- The American Medical Association is once again lobbying for more telehealth in the Diabetes Prevention Program, arguing that digital health access to coaching and health and wellness resources could help roughly 84 million Americans avoid diabetes.
In a story on the AMA’s website and a study published in the American Diabetes Association’s Diabetes Spectrum newsletter, the organization pushes for more acceptance of telehealth and mHealth in the program, which has been recognized by the Centers for Disease Control and Prevention (CDC) and the Centers for Medicare & Medicaid Services (CMS).
Most DPP programs focus on in-person classes and one-on-one coaching, though a growing number are looking at online classes and connected health portals to reach more people.
“Although the DPP lifestyle change program has strong evidence to support its effectiveness in preventing type 2 diabetes, many of the 84 million patients with prediabetes aren’t able to participate in an in-person program,” the AMA article states. “Some patients may not have the time or resources to attend weekly or monthly classes, or they may prefer an on-demand interaction at their convenience. Digital health, and specifically virtual diabetes prevention LCPs (lifestyle change programs), offer a way to overcome those barriers and connect more patients with programs to improve their health.”
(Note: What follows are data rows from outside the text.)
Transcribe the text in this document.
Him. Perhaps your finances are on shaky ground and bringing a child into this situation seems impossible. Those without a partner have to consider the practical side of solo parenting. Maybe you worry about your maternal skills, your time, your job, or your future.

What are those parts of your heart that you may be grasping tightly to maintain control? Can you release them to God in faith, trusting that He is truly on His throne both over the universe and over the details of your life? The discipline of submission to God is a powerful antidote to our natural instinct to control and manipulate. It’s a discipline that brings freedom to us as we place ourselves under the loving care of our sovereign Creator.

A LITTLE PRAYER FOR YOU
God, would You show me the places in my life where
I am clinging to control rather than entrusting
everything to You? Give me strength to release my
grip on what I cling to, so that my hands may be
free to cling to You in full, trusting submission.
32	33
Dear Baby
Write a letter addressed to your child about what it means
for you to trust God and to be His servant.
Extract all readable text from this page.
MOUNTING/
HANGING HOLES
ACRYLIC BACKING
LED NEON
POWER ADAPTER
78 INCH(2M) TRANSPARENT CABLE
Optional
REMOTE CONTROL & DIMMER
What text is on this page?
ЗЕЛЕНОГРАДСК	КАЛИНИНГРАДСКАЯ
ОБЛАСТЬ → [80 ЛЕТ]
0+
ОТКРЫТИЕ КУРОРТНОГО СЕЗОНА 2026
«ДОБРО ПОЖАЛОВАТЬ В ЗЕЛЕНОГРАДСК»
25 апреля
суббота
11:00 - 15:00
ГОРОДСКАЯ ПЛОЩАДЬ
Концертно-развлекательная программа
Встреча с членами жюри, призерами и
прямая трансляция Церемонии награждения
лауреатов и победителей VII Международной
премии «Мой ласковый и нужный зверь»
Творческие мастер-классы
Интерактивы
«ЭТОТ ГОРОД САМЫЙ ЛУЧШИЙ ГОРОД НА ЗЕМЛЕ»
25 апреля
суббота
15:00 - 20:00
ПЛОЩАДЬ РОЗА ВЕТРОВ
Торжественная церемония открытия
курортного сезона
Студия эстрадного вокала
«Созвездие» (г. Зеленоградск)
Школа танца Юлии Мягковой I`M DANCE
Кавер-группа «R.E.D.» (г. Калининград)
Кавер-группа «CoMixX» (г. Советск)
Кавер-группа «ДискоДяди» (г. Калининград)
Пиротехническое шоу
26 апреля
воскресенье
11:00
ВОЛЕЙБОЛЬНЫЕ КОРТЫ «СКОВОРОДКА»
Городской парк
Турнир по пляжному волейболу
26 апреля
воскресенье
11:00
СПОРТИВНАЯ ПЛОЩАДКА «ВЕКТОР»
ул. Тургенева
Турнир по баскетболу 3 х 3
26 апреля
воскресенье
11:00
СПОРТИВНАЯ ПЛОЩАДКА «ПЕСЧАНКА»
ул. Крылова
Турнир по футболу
Some 70 healthcare providers are listed on the CDC’s DPP website, though only 11 have been recognized as offering proof that their online programs reach recognized benchmarks for activity and weight loss.
In addition, CMS currently does not reimburse healthcare providers for using DPPs that feature telehealth or mHealth technology. The agency has said it will continue to study the advantages of using connected health technology, but it hasn’t yet moved to cover those services.
The Diabetes Spectrum paper, written by Kate Kirley, MD, the AMA’s director of chronic disease prevention, and Neha Sachdev, MD, the organization’s director of health systems relationships, points out that “there is fair- to good-quality evidence that these programs are effective in achieving clinically significant weight loss and often have high engagement rates.”
Kirley and Sachdey note that the largest analysis so far of the DPP model found that it reduced one’s chances of developing type 2 diabetes by 58 percent over three years. In addition, digital health programs offered by Omada Health and Noom – two CDC-recognized vendors – show significant improvements in activity and weight loss among participants, resulting in improved health and wellness and a reduced risk of developing type 2 diabetes.
“As the United States strives to reduce the burden of type 2 diabetes, digital health-supported LCPs can innovatively bridge the clinical and community settings and are an important addition to our national type 2 diabetes prevention strategy,” Kirley and Sachdey wrote.
The AMA has been advocating for more telehealth for several years. In 2016, the organization adopted a policy to encourage private and public health plans to include the DPP as a covered benefit for their beneficiaries.
“We have a proven way to help these people make necessary lifestyle changes that can help them avoid developing the disease, but health coverage for these programs is limited and varies by location and insurer,” then-incoming AMA President Andrew W. Gurman, MD, said following the AMA’s annual meeting. “We urge both private and public health care payers to offer the diabetes prevention program under their health plans to give more people access to these proven programs.”
In addition, the AMA announced a partnership with Intermountain Healthcare and Omada Health in 2016 to support digital health platforms in DPPs.
“Research shows that participation in evidence-based diabetes prevention programs can cut the risk of developing type 2 diabetes by nearly 60 percent,” Gurman said at that time. “Online technology such as Omada’s program will help Intermountain physicians and care teams stay connected with their patients as they take proactive steps outside of the clinical setting to prevent type 2 diabetes. By bridging this gap, treatment touch-points with patients over the course of their time in the online program can be more meaningful and impactful, which we believe is a win for both patients and their providers.”
But CMS has yet to be convinced of the value in a digital program. When the agency announced in late 2017 that virtual coaching would not be reimbursed in DPP models for Medicare recipients, proponents lamented that CMS is shutting out a significant population that these types of programs should be serving.
“Without the inclusion of virtual providers in the benefit, millions of clinically eligible Medicare beneficiaries will not have viable options to access a service which could improve their lives based solely on the zip code in which they reside,” Adam Brickman, a spokesman for Omada Health, said shortly after the announcement.